Neste semestre, a Universidade Federal de Minas Gerais (UFMG) termina a construção do Laboratório de Aerodinâmica, onde será instalado o túnel do vento, projetado e desenvolvido no Centro de Estudos Aeronáuticos. O túnel tem o objetivo de apoiar pesquisas sobre voos. Por ele, passa a corrente de ar controlada que permite o estudo da aerodinâmica dos modelos de avião.
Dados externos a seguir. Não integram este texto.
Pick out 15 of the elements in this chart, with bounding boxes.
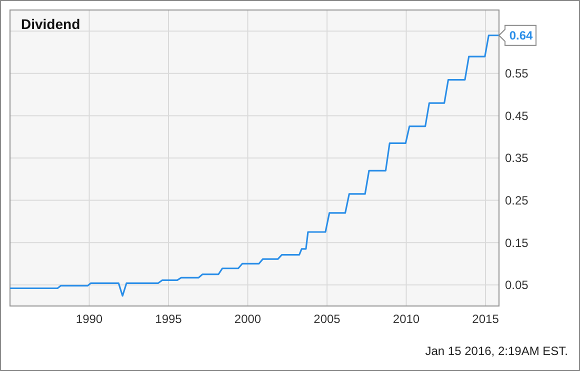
x-tick-label: 2015: [472, 312, 500, 326]
y-tick-label: 0.15: [505, 236, 529, 250]
x-tick-label: 2000: [234, 312, 262, 326]
y-tick-label: 0.55: [505, 66, 529, 81]
x-tick-label: 1990: [76, 312, 103, 326]
x-tick-label: 2005: [314, 312, 341, 326]
x-tick-label: 1995: [155, 312, 182, 326]
x-tick-label: 2010: [392, 312, 420, 326]
text: Jan 15 2016, 2:19AM EST.: [425, 344, 568, 358]
y-tick-label: 0.45: [505, 108, 529, 123]
annotation: 0.64: [509, 28, 533, 43]
chart-title: Dividend: [21, 16, 80, 32]
y-tick-label: 0.05: [505, 278, 529, 292]
y-tick-label: 0.25: [505, 193, 529, 208]
y-tick-label: 0.35: [505, 151, 529, 166]
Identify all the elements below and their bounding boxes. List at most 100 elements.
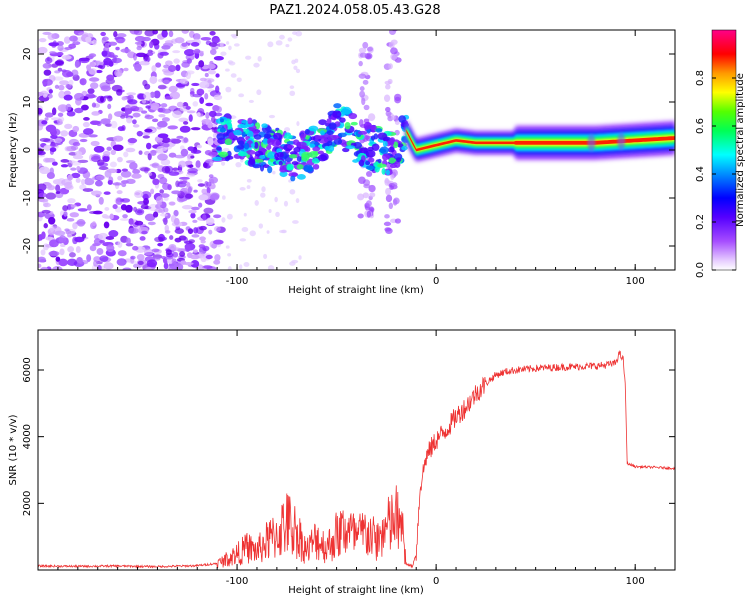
heatmap-speckle — [267, 41, 274, 48]
heatmap-speckle — [123, 151, 129, 158]
heatmap-speckle — [86, 254, 92, 263]
heatmap-speckle — [77, 159, 89, 163]
heatmap-speckle — [62, 205, 69, 212]
heatmap-speckle — [284, 127, 291, 132]
heatmap-speckle — [113, 31, 118, 38]
heatmap-speckle — [114, 69, 123, 77]
heatmap-speckle — [60, 159, 70, 163]
heatmap-speckle — [246, 178, 252, 183]
heatmap-speckle — [366, 170, 373, 177]
heatmap-speckle — [61, 55, 72, 60]
heatmap-speckle — [213, 239, 224, 245]
heatmap-cell — [301, 154, 310, 162]
heatmap-speckle — [256, 89, 262, 96]
heatmap-speckle — [172, 251, 179, 258]
heatmap-speckle — [150, 188, 155, 195]
heatmap-speckle — [181, 204, 193, 210]
heatmap-speckle — [52, 266, 63, 270]
heatmap-cell — [247, 117, 253, 125]
heatmap-speckle — [179, 125, 191, 133]
heatmap-speckle — [358, 176, 366, 184]
heatmap-speckle — [103, 191, 111, 195]
heatmap-speckle — [195, 64, 200, 71]
heatmap-speckle — [267, 265, 275, 270]
heatmap-speckle — [180, 148, 189, 157]
heatmap-cell — [385, 154, 391, 159]
heatmap-speckle — [388, 30, 396, 35]
colorbar-label: Normalized spectral amplitude — [735, 73, 746, 227]
heatmap-speckle — [38, 124, 43, 131]
heatmap-cell — [241, 131, 246, 138]
heatmap-speckle — [75, 221, 86, 225]
heatmap-speckle — [109, 213, 114, 220]
heatmap-cell — [393, 141, 399, 149]
heatmap-speckle — [86, 65, 92, 72]
heatmap-speckle — [66, 71, 74, 77]
heatmap-speckle — [111, 84, 123, 92]
heatmap-speckle — [134, 41, 143, 45]
spectrogram-y-tick-label: 10 — [22, 96, 33, 109]
heatmap-speckle — [209, 161, 214, 167]
heatmap-speckle — [173, 217, 180, 226]
heatmap-speckle — [239, 187, 246, 191]
heatmap-speckle — [289, 189, 296, 195]
heatmap-speckle — [163, 262, 169, 270]
heatmap-speckle — [60, 105, 66, 113]
heatmap-cell — [308, 125, 319, 132]
heatmap-speckle — [358, 73, 367, 79]
colorbar-tick-label: 0.8 — [695, 70, 706, 86]
heatmap-cell — [279, 167, 287, 173]
heatmap-speckle — [179, 78, 189, 85]
spectrogram-y-tick-label: -10 — [22, 190, 33, 206]
heatmap-speckle — [121, 183, 127, 188]
heatmap-cell — [289, 154, 298, 159]
heatmap-speckle — [44, 57, 53, 64]
heatmap-speckle — [115, 36, 126, 44]
heatmap-cell — [359, 147, 369, 154]
heatmap-speckle — [126, 92, 137, 96]
heatmap-speckle — [74, 60, 80, 69]
heatmap-speckle — [295, 30, 303, 37]
heatmap-speckle — [136, 253, 145, 261]
colorbar-tick-label: 0.2 — [695, 214, 706, 230]
heatmap-speckle — [205, 111, 210, 120]
heatmap-speckle — [228, 45, 232, 51]
heatmap-speckle — [232, 34, 238, 39]
heatmap-cell — [286, 163, 294, 171]
heatmap-speckle — [89, 244, 97, 252]
heatmap-cell — [381, 167, 386, 175]
heatmap-cell — [377, 163, 387, 168]
heatmap-speckle — [58, 84, 65, 91]
heatmap-speckle — [51, 161, 58, 166]
heatmap-speckle — [183, 137, 189, 143]
heatmap-cell — [262, 138, 269, 145]
heatmap-speckle — [106, 168, 118, 174]
snr-y-label: SNR (10 * v/v) — [8, 414, 19, 485]
heatmap-speckle — [291, 259, 299, 264]
heatmap-speckle — [89, 210, 100, 215]
heatmap-cell — [327, 145, 335, 152]
heatmap-speckle — [45, 236, 54, 241]
heatmap-cell — [365, 165, 376, 170]
heatmap-speckle — [139, 236, 146, 241]
heatmap-speckle — [97, 64, 103, 69]
heatmap-speckle — [72, 125, 80, 133]
heatmap-speckle — [48, 216, 56, 225]
heatmap-speckle — [258, 223, 264, 229]
heatmap-speckle — [38, 107, 43, 115]
heatmap-cell — [309, 143, 316, 148]
heatmap-speckle — [293, 65, 298, 71]
heatmap-speckle — [362, 79, 369, 85]
heatmap-speckle — [125, 160, 136, 164]
heatmap-speckle — [144, 114, 154, 120]
heatmap-speckle — [98, 196, 104, 205]
heatmap-speckle — [82, 121, 90, 128]
heatmap-cell — [375, 128, 383, 133]
heatmap-cell — [382, 136, 389, 142]
heatmap-speckle — [43, 223, 48, 229]
heatmap-speckle — [110, 120, 118, 129]
heatmap-speckle — [204, 93, 209, 100]
heatmap-speckle — [206, 266, 217, 270]
heatmap-cell — [236, 144, 245, 150]
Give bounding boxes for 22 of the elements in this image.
Atualmente, a UFMG é, ao lado do Instituto Tecnológico de Aeronáutica (ITA) e da USP em São Carlos, uma das três universidades no Brasil apta a formar engenheiros em aeronáutica.
;A maioria das pessoas que se forma aqui ainda vai para São Paulo, mas a indústria de aviação começa a florescer em Minas;, observa Paulo Iscold, professor do projeto de aeronaves do Departamento de Engenharia Mecânica da UFMG. Segundo ele, cerca de 40% do quadro de engenheiros aeronáuticos da Empresa Brasileira de Aeronáutica (Embraer) são formados na instituição, que conta ainda com um laboratório para fabricação de protótipos de aeronaves. Em outubro, foi inaugurado o sétimo protótipo da faculdade, a aeronave CEA-309 Mehari. O projeto do avião de acrobacia, coordenado pelo professor Iscold, contou com US$ 300 mil de investimento. Foi o primeiro avião de acrobacia ilimitada (capaz de fazer manobras ousadas, como piruetas, loopings e rasantes) projetado e construído no Brasil.
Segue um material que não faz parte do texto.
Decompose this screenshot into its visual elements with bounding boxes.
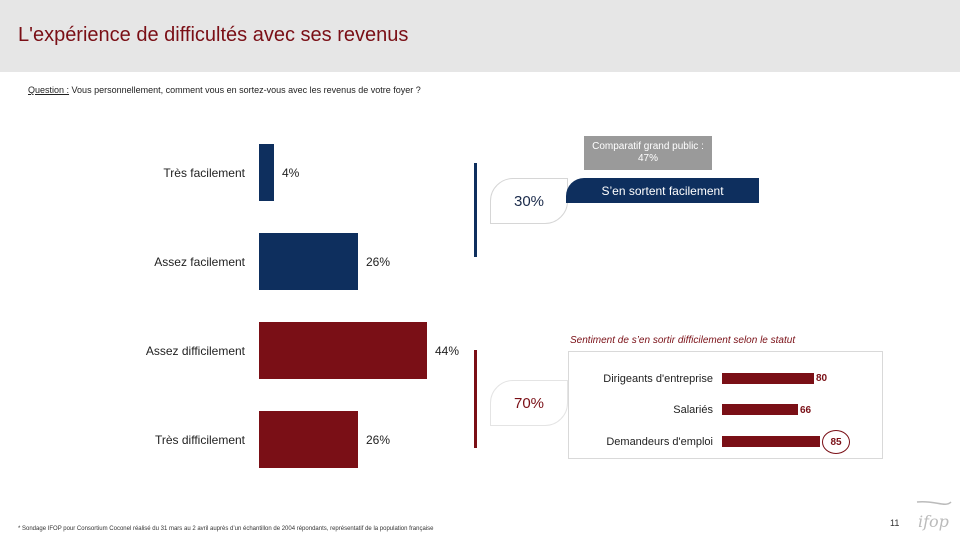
bar-tres-difficilement <box>259 411 358 468</box>
group-bracket-difficilement <box>474 350 477 448</box>
footnote: * Sondage IFOP pour Consortium Coconel r… <box>18 526 434 532</box>
statut-value: 80 <box>816 373 828 384</box>
statut-label: Dirigeants d'entreprise <box>603 373 713 385</box>
statut-bar <box>722 436 820 447</box>
statut-bar <box>722 404 798 415</box>
group-bracket-facilement <box>474 163 477 257</box>
comparison-callout: Comparatif grand public : 47% <box>584 136 712 170</box>
question-text: Vous personnellement, comment vous en so… <box>71 85 421 95</box>
logo-text: ifop <box>918 512 949 531</box>
bar-tres-facilement <box>259 144 274 201</box>
category-label: Très difficilement <box>154 433 245 447</box>
header-bar: L'expérience de difficultés avec ses rev… <box>0 0 960 72</box>
bar-value-label: 4% <box>282 166 300 180</box>
bar-assez-facilement <box>259 233 358 290</box>
bar-value-label: 44% <box>435 344 460 358</box>
statut-label: Demandeurs d'emploi <box>606 436 713 448</box>
category-label: Assez facilement <box>154 255 245 269</box>
bar-assez-difficilement <box>259 322 427 379</box>
statut-value-highlighted: 85 <box>822 430 850 454</box>
statut-value: 66 <box>800 405 812 416</box>
statut-chart-title: Sentiment de s’en sortir difficilement s… <box>570 335 796 346</box>
page-number: 11 <box>890 518 900 528</box>
statut-bar <box>722 373 814 384</box>
group-total-facilement: 30% <box>490 178 568 224</box>
page-title: L'expérience de difficultés avec ses rev… <box>18 24 409 46</box>
statut-label: Salariés <box>673 404 713 416</box>
group-total-difficilement: 70% <box>490 380 568 426</box>
category-label: Assez difficilement <box>145 344 245 358</box>
question-line: Question : Vous personnellement, comment… <box>28 85 421 95</box>
facilement-callout: S’en sortent facilement <box>566 178 759 203</box>
bar-value-label: 26% <box>366 255 391 269</box>
question-label: Question : <box>28 85 70 95</box>
bar-value-label: 26% <box>366 433 391 447</box>
ifop-logo-icon <box>916 500 952 505</box>
category-label: Très facilement <box>163 166 245 180</box>
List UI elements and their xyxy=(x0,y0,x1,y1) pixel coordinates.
O Mehari foi projetado para executar manobras complexas a 430km/h. Uma das principais metas do projeto foi reduzir o custo operacional. Isso foi possível com o uso de motor de quatro cilindros no lugar de seis. Além disso, a estrutura de fibra de carbono da aeronave, normalmente usada para esse tipo de avião, foi substituída por outros materiais como aço cormolibdênio e madeira frejó, o que ajudou a reduzir custos. Em 2008, a UFMG construiu um hangar para abrigar as aeronaves em Conselheiro Lafaiete.
Mão de obra
Outra novidade será iniciada dentro de 90 dias, quando começam as obras do Centro de Capacitação Aeroespacial de Minas Gerais, em Lagoa Santa. O objetivo do programa, criado pelo governo estadual, é formar mão de obra especializada em atividades nos setores aéreo e espacial. O centro vai receber investimentos em laboratórios, centros de pesquisa e desenvolvimento de protótipos de avião, unidades de simuladores de voos para treino de pilotos, escolas profissionalizantes e faculdades voltadas para a indústria.
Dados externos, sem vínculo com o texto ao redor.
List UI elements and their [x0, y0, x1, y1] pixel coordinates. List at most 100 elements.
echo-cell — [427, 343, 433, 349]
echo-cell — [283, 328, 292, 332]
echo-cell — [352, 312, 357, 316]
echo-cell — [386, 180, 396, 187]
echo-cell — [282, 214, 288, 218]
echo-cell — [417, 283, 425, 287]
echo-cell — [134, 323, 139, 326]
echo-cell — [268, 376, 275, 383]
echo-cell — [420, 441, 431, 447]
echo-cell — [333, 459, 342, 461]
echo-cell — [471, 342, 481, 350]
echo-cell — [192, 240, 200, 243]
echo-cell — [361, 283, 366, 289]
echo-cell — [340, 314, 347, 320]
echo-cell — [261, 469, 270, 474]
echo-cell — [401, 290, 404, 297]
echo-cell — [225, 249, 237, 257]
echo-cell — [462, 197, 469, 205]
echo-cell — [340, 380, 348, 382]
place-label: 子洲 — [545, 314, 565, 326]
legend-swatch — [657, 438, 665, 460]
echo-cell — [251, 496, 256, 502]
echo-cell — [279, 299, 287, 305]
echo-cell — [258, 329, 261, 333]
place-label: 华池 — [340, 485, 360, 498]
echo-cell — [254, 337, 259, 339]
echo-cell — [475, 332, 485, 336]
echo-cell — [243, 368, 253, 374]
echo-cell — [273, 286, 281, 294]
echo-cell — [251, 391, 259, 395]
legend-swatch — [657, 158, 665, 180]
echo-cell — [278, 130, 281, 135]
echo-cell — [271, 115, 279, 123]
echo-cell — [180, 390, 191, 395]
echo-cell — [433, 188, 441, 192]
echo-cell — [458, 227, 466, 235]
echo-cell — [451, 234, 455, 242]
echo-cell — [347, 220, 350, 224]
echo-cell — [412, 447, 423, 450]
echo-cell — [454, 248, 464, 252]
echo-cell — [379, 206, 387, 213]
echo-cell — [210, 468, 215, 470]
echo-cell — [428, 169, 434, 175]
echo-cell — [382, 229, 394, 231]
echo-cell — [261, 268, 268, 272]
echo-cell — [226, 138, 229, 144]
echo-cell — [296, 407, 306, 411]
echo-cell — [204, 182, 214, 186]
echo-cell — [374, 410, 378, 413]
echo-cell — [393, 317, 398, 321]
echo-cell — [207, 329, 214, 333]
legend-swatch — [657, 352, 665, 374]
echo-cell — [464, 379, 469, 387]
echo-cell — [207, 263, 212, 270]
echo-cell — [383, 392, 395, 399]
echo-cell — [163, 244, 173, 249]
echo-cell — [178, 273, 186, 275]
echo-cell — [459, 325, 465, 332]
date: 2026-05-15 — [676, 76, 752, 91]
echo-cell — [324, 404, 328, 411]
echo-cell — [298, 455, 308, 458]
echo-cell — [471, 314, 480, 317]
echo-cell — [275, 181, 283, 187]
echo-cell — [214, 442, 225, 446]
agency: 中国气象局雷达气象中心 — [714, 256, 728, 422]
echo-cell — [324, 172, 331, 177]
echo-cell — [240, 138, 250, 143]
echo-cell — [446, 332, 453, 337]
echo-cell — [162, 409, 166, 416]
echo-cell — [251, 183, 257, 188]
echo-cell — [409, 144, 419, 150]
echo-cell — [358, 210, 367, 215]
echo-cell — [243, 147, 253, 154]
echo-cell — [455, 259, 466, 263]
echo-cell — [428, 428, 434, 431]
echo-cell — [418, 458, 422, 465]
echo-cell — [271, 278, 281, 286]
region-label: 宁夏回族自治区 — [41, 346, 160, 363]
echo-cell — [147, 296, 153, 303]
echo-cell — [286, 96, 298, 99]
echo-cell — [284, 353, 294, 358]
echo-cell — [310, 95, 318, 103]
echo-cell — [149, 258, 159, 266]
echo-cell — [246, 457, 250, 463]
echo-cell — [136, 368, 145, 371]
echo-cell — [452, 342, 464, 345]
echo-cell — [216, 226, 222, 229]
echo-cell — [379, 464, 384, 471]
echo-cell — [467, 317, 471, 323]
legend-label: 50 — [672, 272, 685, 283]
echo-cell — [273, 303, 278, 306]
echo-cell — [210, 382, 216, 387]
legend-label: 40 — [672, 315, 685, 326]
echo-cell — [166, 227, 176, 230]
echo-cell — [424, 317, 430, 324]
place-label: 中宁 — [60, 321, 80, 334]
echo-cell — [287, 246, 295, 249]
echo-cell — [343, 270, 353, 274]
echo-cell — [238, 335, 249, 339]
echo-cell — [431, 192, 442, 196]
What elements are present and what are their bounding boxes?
O laboratório de aviônicos, motores e turbinas de avião do centro vai ser usado para treinar mecânicos e engenheiros e contará com R$ 12 milhões de investimento. O projeto prevê ainda laboratório para uso de aulas práticas de 300 estudantes de cursos profissionalizantes, como mecânicos de aviões. A previsão é que o centro esteja em funcionamento ainda este ano. ;Estão sendo criadas diretrizes para a formação de pessoas e atração de empresas ligadas à indústria aeronáutica, com a preparação de estruturas de capacitação;, afirma Luiz Antônio Athayde, subsecretário de Assuntos Internacionais do governo de Minas Gerais.
Ao mesmo tempo, o Centro de Instrução e Adaptação da Aeronáutica (Ciaar), escola de formação de oficiais da Força Aérea no aeroporto da Pampulha, terá, até 2012, nova sede em Lago Santa. O Ciaar forma cerca de 600 profissionais por ano, que respondem por 75% dos oficiais da Aeronáutica. No ano passado, foi criado o Instituto Nacional de Ciência e Tecnologia (INCT) de Estruturas Inteligentes em Engenharia, sob a coordenação da Universidade Federal de Uberlândia (UFU). O pesquisador e coordenador do Instituto, Valder Steffen, explica que o projeto é focado na análise de estruturas adaptativas, com modificações nas características dos materiais para facilitar o controle de possíveis falhas. Steffen afirma que houve uma mudança nos paradigmas na engenharia. Se antes a durabilidade era valorizada, hoje as estruturas são projetadas para resistir às falhas.
"A maioria das pessoas que se forma aqui ainda vai para São Paulo, mas a indústria de aviação começa a florescer em Minas"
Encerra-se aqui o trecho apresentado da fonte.